FIG. 10A illustrates a bronchoscope 2020, a catheter 2040 and a guidewire 2110 as described herein inserted into the lungs 2050 via a natural orifice (e.g., the mouth) of a patient 2150 toward an off-lumen target or lesion 2180 following a pathway plan. The proximal ends, i.e., handles, of the bronchoscope 2020 and catheter 2040 are not shown for clarity purposes. When the bronchoscope 2020 reaches a certain location of the lung 2055, the bronchoscope 2020 becomes wedged and cannot go further into bronchial tree clue to the size constraints. Then, the catheter 2040, with or without an extended working channel, may be used to navigate the luminal network towards an off-lumen target 2180, In some embodiments, the endoscope 2020, the catheter 2040 and/or the guidewire 2110 may follow a predetermined pathway plan associated and/developed using any known lung navigation software, e.g., the ILOGIC® planning suite software currently sold by Covidien LP.
FIG. 1013 illustrates an enlarged detail view of the circled area of FIG. 10A, where the guidewire 2110, and particularly the distal tip 2140 of the guidewire (including any combination of cutting elements described herein), is rotated (see arrows) via the handle 2120 operably coupled thereto, through the wall 2057 of the lumen 2056 exiting the natural lumen 2056 of the lung 2055. Since the speed and/or torque of the rotation of the wire 2110 may be controlled by the handles 2120, less force or push is required to advance the wire 2110 through the lumen wall 2057. In addition, the stiffness of the wire may remain stiffer than the catheter 2040 without causing the catheter to straighten or shift in position to become misaligned.
In some embodiments, the wire and/or the distal tip may be rotated at a speed ranging from about 25 to about 3500 rpms. In some other embodiments, the wire and/or the distal tip may be rotated at a speed ranging from about 50 to about 1250 rpms. In still other embodiments, the wire and/or the distal tip may be rotated at a speed ranging from about 100 to about 3000 rpm.

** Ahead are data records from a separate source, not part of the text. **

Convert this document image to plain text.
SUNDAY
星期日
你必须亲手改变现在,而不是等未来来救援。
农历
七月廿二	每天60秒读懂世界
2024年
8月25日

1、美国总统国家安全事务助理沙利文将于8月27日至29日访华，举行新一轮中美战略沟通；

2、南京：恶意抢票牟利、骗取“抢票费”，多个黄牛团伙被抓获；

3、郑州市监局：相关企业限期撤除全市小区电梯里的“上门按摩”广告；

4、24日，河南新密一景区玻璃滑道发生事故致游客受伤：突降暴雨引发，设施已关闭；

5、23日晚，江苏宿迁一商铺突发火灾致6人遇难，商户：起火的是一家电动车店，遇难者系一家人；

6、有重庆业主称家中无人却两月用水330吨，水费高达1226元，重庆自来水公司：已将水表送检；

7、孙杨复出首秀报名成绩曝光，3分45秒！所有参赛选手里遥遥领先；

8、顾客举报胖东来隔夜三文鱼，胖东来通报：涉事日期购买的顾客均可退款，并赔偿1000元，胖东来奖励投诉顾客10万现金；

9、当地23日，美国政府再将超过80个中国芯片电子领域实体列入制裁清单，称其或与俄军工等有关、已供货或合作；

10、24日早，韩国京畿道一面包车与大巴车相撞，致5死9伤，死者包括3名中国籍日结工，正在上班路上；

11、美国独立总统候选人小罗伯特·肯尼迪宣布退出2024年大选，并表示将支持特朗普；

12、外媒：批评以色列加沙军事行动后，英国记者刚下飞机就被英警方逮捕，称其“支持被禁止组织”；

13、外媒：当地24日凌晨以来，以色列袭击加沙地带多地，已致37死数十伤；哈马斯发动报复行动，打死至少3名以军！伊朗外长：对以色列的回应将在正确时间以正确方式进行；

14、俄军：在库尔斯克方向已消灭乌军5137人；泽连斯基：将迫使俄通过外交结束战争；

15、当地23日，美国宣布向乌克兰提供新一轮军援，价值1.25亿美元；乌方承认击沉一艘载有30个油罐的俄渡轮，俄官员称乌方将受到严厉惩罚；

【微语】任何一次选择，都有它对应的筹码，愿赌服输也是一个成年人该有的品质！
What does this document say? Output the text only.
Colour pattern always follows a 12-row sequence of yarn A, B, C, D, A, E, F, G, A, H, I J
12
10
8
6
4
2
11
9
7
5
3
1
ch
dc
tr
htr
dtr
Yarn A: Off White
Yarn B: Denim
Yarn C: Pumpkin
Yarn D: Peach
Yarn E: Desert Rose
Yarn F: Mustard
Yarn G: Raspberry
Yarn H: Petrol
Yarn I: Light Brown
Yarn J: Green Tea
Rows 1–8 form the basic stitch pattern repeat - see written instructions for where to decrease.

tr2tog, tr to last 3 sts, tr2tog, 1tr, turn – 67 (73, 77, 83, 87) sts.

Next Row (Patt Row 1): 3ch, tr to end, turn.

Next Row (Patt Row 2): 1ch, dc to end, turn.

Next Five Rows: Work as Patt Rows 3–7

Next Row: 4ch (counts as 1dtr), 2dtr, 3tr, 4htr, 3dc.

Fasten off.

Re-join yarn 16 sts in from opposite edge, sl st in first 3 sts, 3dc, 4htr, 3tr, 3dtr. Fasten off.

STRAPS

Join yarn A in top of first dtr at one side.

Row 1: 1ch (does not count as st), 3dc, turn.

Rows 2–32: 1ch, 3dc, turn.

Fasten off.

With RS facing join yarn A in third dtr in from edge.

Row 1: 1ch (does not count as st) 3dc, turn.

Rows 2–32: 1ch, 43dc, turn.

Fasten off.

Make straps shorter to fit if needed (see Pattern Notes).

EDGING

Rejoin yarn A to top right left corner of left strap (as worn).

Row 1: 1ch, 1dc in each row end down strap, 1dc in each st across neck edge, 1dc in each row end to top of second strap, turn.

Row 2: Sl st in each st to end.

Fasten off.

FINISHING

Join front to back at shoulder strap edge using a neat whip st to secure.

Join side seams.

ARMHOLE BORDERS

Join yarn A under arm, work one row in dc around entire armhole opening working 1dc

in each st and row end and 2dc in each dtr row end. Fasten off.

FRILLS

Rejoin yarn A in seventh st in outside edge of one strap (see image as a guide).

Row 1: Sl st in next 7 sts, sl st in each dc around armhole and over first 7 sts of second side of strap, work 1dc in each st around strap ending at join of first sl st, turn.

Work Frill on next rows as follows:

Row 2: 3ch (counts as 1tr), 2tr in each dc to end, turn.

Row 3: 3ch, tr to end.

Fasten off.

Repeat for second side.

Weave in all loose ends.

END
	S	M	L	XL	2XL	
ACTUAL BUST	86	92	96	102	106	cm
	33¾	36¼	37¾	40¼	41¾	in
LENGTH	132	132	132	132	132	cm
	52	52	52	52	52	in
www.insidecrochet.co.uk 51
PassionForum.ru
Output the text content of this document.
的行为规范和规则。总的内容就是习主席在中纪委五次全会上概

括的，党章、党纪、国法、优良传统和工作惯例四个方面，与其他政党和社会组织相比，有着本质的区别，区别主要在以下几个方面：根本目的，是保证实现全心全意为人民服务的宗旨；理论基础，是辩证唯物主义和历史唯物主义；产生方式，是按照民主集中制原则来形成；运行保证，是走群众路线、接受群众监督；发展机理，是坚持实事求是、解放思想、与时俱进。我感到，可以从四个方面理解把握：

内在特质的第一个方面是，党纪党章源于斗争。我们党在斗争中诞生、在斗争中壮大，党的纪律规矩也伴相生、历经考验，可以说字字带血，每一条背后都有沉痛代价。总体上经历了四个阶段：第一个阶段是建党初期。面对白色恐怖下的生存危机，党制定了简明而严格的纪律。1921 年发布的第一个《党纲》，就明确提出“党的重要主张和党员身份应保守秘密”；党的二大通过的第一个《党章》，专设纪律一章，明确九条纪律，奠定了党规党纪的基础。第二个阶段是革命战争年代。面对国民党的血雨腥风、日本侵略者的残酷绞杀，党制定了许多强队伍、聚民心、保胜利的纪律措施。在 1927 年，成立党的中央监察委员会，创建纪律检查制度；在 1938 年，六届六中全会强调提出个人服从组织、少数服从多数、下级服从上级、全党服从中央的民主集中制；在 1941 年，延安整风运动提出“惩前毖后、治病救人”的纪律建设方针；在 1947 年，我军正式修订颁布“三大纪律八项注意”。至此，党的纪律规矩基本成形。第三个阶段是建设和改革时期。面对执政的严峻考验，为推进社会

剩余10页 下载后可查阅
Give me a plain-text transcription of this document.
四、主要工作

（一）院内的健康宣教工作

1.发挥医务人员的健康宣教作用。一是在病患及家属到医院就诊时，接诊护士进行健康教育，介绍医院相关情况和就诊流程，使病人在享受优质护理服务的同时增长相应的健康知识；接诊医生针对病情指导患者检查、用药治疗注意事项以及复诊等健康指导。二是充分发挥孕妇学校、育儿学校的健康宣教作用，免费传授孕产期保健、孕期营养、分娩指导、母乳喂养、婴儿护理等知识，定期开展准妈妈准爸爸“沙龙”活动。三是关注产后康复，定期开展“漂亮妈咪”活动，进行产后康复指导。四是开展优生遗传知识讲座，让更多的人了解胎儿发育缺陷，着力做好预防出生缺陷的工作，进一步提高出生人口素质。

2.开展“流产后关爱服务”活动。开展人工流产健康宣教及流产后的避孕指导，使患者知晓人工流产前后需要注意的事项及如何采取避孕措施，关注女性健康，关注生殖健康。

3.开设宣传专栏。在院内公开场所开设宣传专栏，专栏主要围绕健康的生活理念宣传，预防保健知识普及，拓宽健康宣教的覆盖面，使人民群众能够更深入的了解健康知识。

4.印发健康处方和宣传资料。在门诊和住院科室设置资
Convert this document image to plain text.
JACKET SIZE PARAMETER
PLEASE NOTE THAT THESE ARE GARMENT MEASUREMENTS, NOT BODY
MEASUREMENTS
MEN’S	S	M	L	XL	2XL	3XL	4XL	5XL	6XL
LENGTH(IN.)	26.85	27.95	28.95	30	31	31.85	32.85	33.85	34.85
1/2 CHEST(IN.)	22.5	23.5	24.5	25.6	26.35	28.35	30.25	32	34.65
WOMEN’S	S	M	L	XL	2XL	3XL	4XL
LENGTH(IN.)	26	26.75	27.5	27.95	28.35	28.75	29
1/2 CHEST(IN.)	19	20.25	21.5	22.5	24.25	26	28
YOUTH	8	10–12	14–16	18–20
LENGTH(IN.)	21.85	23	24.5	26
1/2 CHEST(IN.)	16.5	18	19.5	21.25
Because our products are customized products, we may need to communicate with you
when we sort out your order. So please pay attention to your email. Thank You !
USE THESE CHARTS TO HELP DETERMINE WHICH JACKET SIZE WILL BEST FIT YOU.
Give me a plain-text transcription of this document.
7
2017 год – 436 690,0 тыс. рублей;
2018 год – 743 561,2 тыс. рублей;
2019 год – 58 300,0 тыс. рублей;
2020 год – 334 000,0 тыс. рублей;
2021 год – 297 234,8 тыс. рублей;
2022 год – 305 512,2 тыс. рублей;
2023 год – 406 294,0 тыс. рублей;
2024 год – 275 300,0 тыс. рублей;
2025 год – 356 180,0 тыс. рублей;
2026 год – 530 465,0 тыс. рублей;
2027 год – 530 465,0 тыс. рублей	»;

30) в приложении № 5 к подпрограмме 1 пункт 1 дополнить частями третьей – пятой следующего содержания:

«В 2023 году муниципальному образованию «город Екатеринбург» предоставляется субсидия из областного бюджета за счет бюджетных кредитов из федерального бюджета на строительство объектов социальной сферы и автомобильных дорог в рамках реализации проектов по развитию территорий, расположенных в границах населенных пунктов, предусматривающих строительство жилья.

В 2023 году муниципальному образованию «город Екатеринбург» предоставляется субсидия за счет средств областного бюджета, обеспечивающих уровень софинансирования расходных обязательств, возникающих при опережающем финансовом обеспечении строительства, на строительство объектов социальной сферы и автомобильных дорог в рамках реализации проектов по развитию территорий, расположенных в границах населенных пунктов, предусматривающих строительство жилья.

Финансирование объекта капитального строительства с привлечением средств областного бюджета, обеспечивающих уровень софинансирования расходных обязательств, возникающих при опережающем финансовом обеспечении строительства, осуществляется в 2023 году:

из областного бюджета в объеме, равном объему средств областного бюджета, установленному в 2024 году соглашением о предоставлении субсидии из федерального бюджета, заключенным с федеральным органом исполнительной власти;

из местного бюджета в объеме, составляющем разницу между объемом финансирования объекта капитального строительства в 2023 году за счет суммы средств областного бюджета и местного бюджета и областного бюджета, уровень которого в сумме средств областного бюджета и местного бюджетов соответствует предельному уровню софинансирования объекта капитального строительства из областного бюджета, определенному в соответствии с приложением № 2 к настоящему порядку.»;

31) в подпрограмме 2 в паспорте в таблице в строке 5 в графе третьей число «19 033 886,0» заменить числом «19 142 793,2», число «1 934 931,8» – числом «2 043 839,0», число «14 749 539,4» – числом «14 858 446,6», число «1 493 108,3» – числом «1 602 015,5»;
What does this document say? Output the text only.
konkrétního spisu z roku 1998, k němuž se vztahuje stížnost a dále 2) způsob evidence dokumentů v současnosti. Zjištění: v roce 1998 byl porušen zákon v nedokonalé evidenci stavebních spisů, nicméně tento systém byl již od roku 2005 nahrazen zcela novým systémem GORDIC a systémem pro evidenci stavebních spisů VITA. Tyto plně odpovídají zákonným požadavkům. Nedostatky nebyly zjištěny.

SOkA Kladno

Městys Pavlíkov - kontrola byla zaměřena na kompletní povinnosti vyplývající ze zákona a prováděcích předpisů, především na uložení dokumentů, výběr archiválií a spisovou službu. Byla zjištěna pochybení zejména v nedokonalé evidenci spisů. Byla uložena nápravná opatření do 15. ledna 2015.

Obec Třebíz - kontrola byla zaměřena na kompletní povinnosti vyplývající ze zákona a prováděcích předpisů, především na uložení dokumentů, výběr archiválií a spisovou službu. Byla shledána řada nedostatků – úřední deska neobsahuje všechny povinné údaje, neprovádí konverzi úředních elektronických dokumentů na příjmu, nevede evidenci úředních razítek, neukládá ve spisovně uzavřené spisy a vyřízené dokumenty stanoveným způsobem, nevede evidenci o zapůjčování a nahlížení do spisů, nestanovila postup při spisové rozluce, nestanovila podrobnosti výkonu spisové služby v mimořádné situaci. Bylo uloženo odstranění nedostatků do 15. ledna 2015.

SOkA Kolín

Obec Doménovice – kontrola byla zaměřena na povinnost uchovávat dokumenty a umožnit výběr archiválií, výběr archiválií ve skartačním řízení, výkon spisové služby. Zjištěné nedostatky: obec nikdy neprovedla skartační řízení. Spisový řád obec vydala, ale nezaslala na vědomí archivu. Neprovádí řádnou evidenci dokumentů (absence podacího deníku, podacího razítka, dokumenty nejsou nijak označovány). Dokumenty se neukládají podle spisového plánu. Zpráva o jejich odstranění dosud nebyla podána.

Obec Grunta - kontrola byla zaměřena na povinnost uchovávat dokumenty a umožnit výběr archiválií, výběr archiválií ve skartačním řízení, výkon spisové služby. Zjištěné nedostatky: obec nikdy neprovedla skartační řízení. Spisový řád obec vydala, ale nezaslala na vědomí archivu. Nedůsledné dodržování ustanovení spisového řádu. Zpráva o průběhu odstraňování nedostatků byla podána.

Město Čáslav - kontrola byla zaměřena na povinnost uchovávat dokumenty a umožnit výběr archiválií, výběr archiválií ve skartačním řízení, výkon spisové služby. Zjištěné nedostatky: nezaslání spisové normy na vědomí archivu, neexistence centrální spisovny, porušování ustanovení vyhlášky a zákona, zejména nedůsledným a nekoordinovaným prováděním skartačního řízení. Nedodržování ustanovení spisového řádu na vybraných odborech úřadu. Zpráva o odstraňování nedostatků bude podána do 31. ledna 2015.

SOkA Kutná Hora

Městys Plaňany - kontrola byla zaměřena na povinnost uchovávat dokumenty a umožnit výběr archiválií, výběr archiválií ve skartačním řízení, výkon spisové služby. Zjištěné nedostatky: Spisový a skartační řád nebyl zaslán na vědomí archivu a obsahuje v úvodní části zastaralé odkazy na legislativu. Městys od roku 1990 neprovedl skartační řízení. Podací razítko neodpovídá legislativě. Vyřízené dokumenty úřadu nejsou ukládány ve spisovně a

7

FIG. 10C illustrates the guidewire 2110, and particularly the distal tip 2140 of the guidewire 2110, continuing to be rotated while advancing (see arrows) creating an off-lumen path beyond the wall 2057 and/or exit point of the lumen 2056 and in the direction of the off-lumen lesion 2180. The path being created by the rotating and/or advancing the guidewire 2110 outside of the lumen 2056 and in a direction towards the lesion 2180. The guidewire 2110 ultimately butting up against the target tissue or lesion 2180. At which point, the catheter 2040 may be extended over the guidewire 2110 to maintain the patency of the path and/or the guidewire 2110 may be withdrawn and replaced with any suitable surgical instrument to treat, resect, and/or biopsy the off-lumen tissue or lesion 2180.
While several embodiments of the disclosure have been shown in the drawings, it is not intended that the disclosure be limited thereto, as it is intended that the disclosure be as broad in scope as the art will allow and that the specification be read likewise. Therefore, the above description should not be construed as limiting but merely as exemplifications of particular embodiments. Those skilled in the art will envision other modifications within the scope and spirit of the claims appended hereto.